A Strategy for Integrative Computational Physiology
Hunter et al. (2005): A Strategy for Integrative Computational Physiology
This paper describes a "quantitative modeling framework" being developed "under the auspices of the Physiome and Bioengineering Committee (co-chaired by P. Hunter and A. Popel) of the International Union of Physiological Sciences (IUPS)" that can deal with organ function "through knowledge of molecular and cellular processes within the constraints of structure-function relations at the tissue level".
It follows what other authors have called a "top-down approach":
The challenge is to develop mathematical models of structure-function relations appropriate to each (limited) spatial and temporal domain and then to link the parameters of a model at one scale to a more detailed description of structure and function at the level below.
In the authors' opinion, the concept of a "field" as defined by physicists of the 19th century is essential for this endeavour:
The application of continuum field concepts and constitutive laws, whose parameters are derived from separate, finer-scale models, is the key to linking molecular systems biology (with its characterization of molecular processes and pathways) to larger-scale systems physiology (with its characterization of the integrated function of the body’s organ systems).
The authors also write how this branch of science should be called in their opinion:
The appropriate name for this application of physical and engineering principles to physiology is computational physiology. The term systems biology, currently inappropriately limited to the molecular scale, needs to be associated with all spatial scales.
Next, the authors state that computational modeling must be applied "at the scale of whole organs", "at the tissue level" and "even at the protein level".
Good progress is being made on modeling the anatomy and biophysics of the heart, the lungs, the digestive system, and the musculoskeletal system. [...] Linking the organ and organ systems together to yield models that can predict and interpret multiorgan physiological behavior is the focus of systems physiology. [...] The organ-level models [...] are based on finite-element models of the anatomic fields (geometry and tissue structure) encoded in a markup language called FieldML (http://www.physiome.org.nz/fieldml/pages ).
For "modeling cell function", a framework "has been developed over the past five years by the Bioengineering Institute at the University of Auckland". It employs a markup language called CellML. At the URL http://www.cellml.org/examples/repository there are about 300 models in various categories, such as signal transduction or metabolic pathway models.
The next chapter of the paper focuses on models of the heart. The authors explain:
Molecular dynamics (MD) models of the atomic structure of ion channels, pumps, exchangers, etc. are needed that can predict the open-channel permeation of the channels, the voltage dependence of the channel permeability, and the time- and voltage-dependent gating behavior. [...] MD calculations, based on ~100,000 atoms in current models, are very expensive and are typically run for periods of only 10 ns. Sometimes homology modeling is used in combination with MD simulation to generate, test, and refine models of mammalian potassium channels based on bacterial templates. The structures of sodium and calcium channels are also on the horizon, as well as those of key pumps and exchangers.
A major challenge now is to develop coarse-grained models of these ion channels and other proteins with parameters calculated from the MD models. This will allow the models to include transient gating behavior for time intervals up to ~100 ms. [...] One of the challenges now for the Heart Physiome Project is to derive the parameters of the Hodgkin-Huxley or Markov models from the MD models via coarse-grained intermediate models as the molecular structures of these proteins become available.

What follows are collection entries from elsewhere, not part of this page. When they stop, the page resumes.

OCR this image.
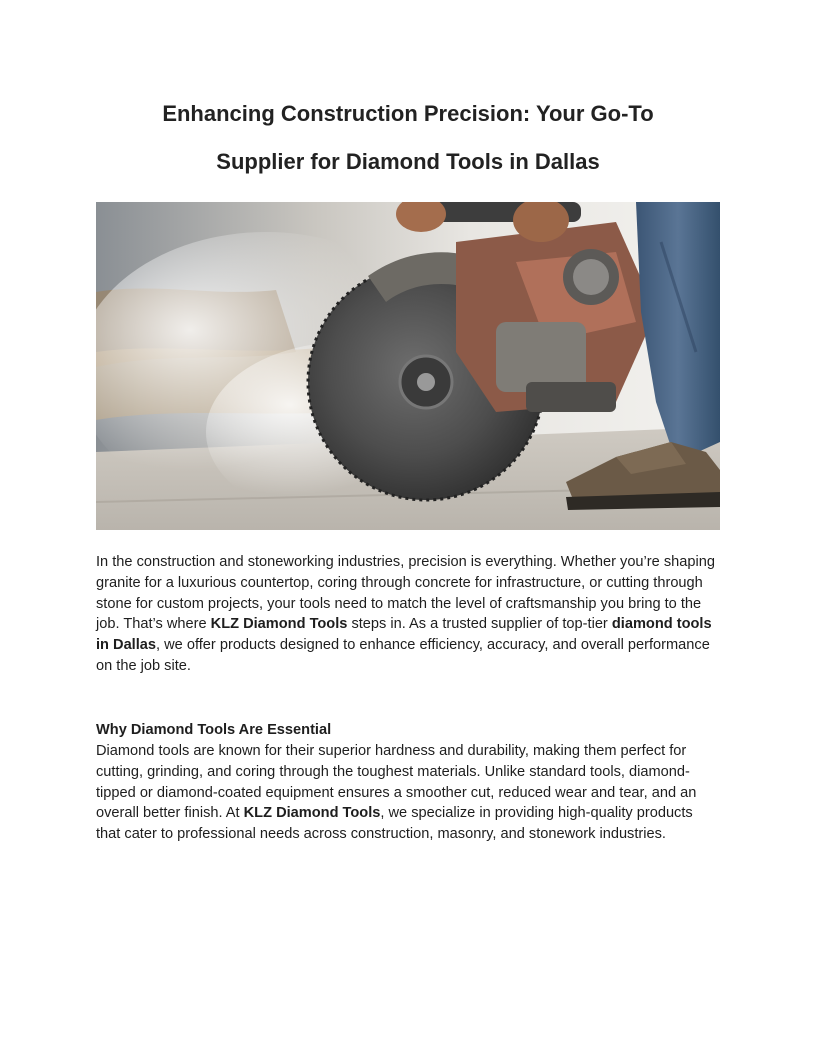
Enhancing Construction Precision: Your Go-To
Supplier for Diamond Tools in Dallas

In the construction and stoneworking industries, precision is everything. Whether you’re shaping granite for a luxurious countertop, coring through concrete for infrastructure, or cutting through stone for custom projects, your tools need to match the level of craftsmanship you bring to the job. That’s where KLZ Diamond Tools steps in. As a trusted supplier of top-tier diamond tools in Dallas, we offer products designed to enhance efficiency, accuracy, and overall performance on the job site.

Why Diamond Tools Are Essential

Diamond tools are known for their superior hardness and durability, making them perfect for cutting, grinding, and coring through the toughest materials. Unlike standard tools, diamond-tipped or diamond-coated equipment ensures a smoother cut, reduced wear and tear, and an overall better finish. At KLZ Diamond Tools, we specialize in providing high-quality products that cater to professional needs across construction, masonry, and stonework industries.
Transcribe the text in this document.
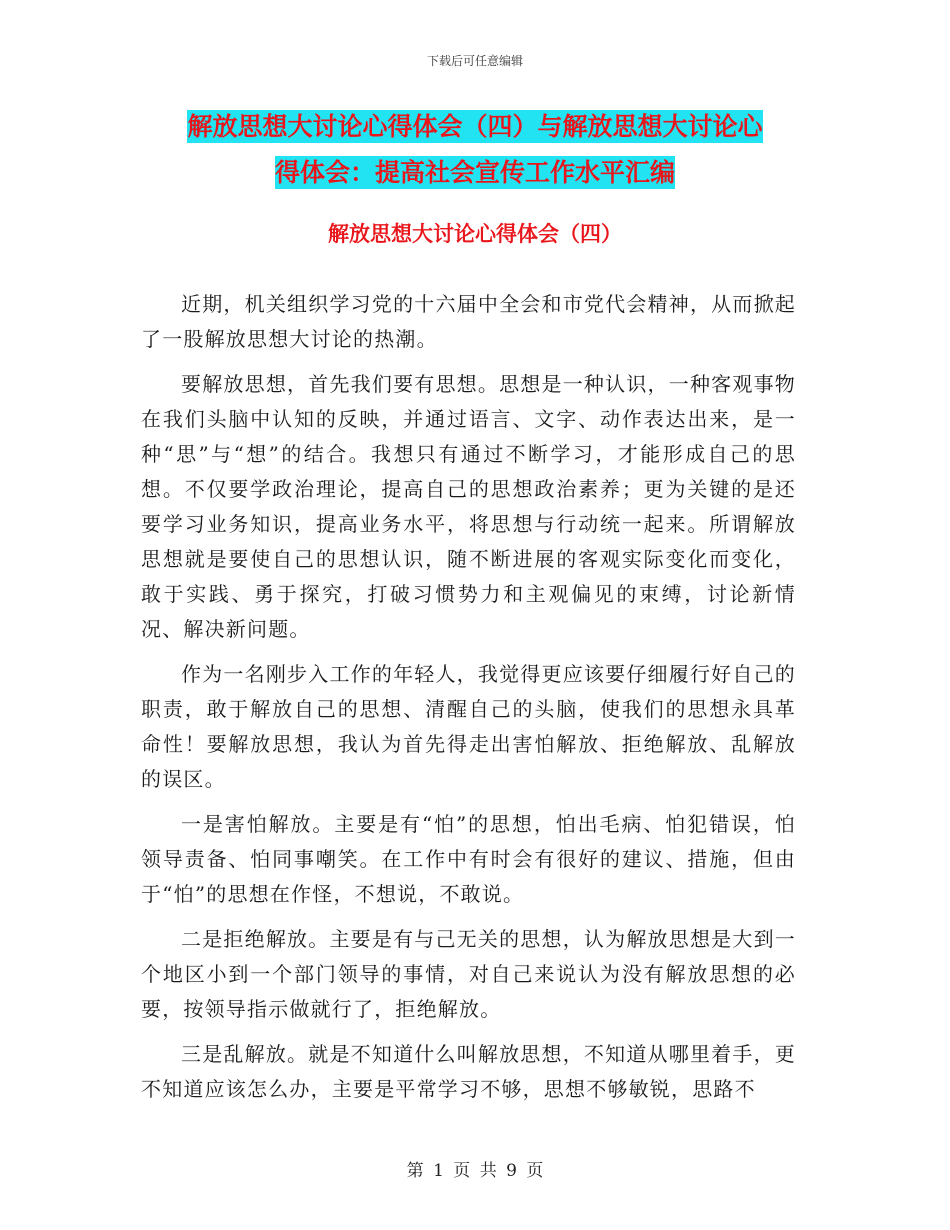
下载后可任意编辑
解放思想大讨论心得体会（四）与解放思想大讨论心
得体会：提高社会宣传工作水平汇编
解放思想大讨论心得体会（四）

近期，机关组织学习党的十六届中全会和市党代会精神，从而掀起了一股解放思想大讨论的热潮。

要解放思想，首先我们要有思想。思想是一种认识，一种客观事物在我们头脑中认知的反映，并通过语言、文字、动作表达出来，是一种“思”与“想”的结合。我想只有通过不断学习，才能形成自己的思想。不仅要学政治理论，提高自己的思想政治素养；更为关键的是还要学习业务知识，提高业务水平，将思想与行动统一起来。所谓解放思想就是要使自己的思想认识，随不断进展的客观实际变化而变化，敢于实践、勇于探究，打破习惯势力和主观偏见的束缚，讨论新情况、解决新问题。

作为一名刚步入工作的年轻人，我觉得更应该要仔细履行好自己的职责，敢于解放自己的思想、清醒自己的头脑，使我们的思想永具革命性！要解放思想，我认为首先得走出害怕解放、拒绝解放、乱解放的误区。

一是害怕解放。主要是有“怕”的思想，怕出毛病、怕犯错误，怕领导责备、怕同事嘲笑。在工作中有时会有很好的建议、措施，但由于“怕”的思想在作怪，不想说，不敢说。

二是拒绝解放。主要是有与己无关的思想，认为解放思想是大到一个地区小到一个部门领导的事情，对自己来说认为没有解放思想的必要，按领导指示做就行了，拒绝解放。

三是乱解放。就是不知道什么叫解放思想，不知道从哪里着手，更不知道应该怎么办，主要是平常学习不够，思想不够敏锐，思路不

第 1 页 共 9 页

The next stage of development of cell models will need to take account of the spatial distribution of proteins within a cell and subcellular compartments, where second messengers (Ca2+, IP3, cAMP, etc.) are localized. [...] Developing 3-D models at the cellular level will help to fill the large gap in spatial scales between proteins and intact cells.
Current work is linking myocardial mechanics to the fluid mechanics of blood flow in the ventricles and to the function of the heart valves. Future work will need to include models of the Purkinje network and the autonomic nervous system.
In their conclusions, the authors appear to be very optimistic:
Anatomically and biophysically based models of 4 of the 12 organ systems in the human body are now quite well developed at the organ and tissue levels (the cardiovascular, respiratory, digestive, and musculoskeletal systems). Others (the lymphatic system, the kidney and urinary system, the skin, the female reproductive system, and the special sense organs) are at an early stage of development, and the remainder (the endocrine, male reproductive, and brain and nervous systems) will be addressed over the next few years.
An important goal for the Physiome Project is also to use this modeling framework to help interpret clinical images for diagnostic purposes and to aid in the development of new medical devices. Another goal is to apply the anatomically and physiologically based models to virtual surgery, surgical training, and education. A longer-term goal is to help lower the cost of drug discovery by providing a rational multiscale and multiphysics modeling-based framework for dealing with the enormous complexity of physiological systems in the human body.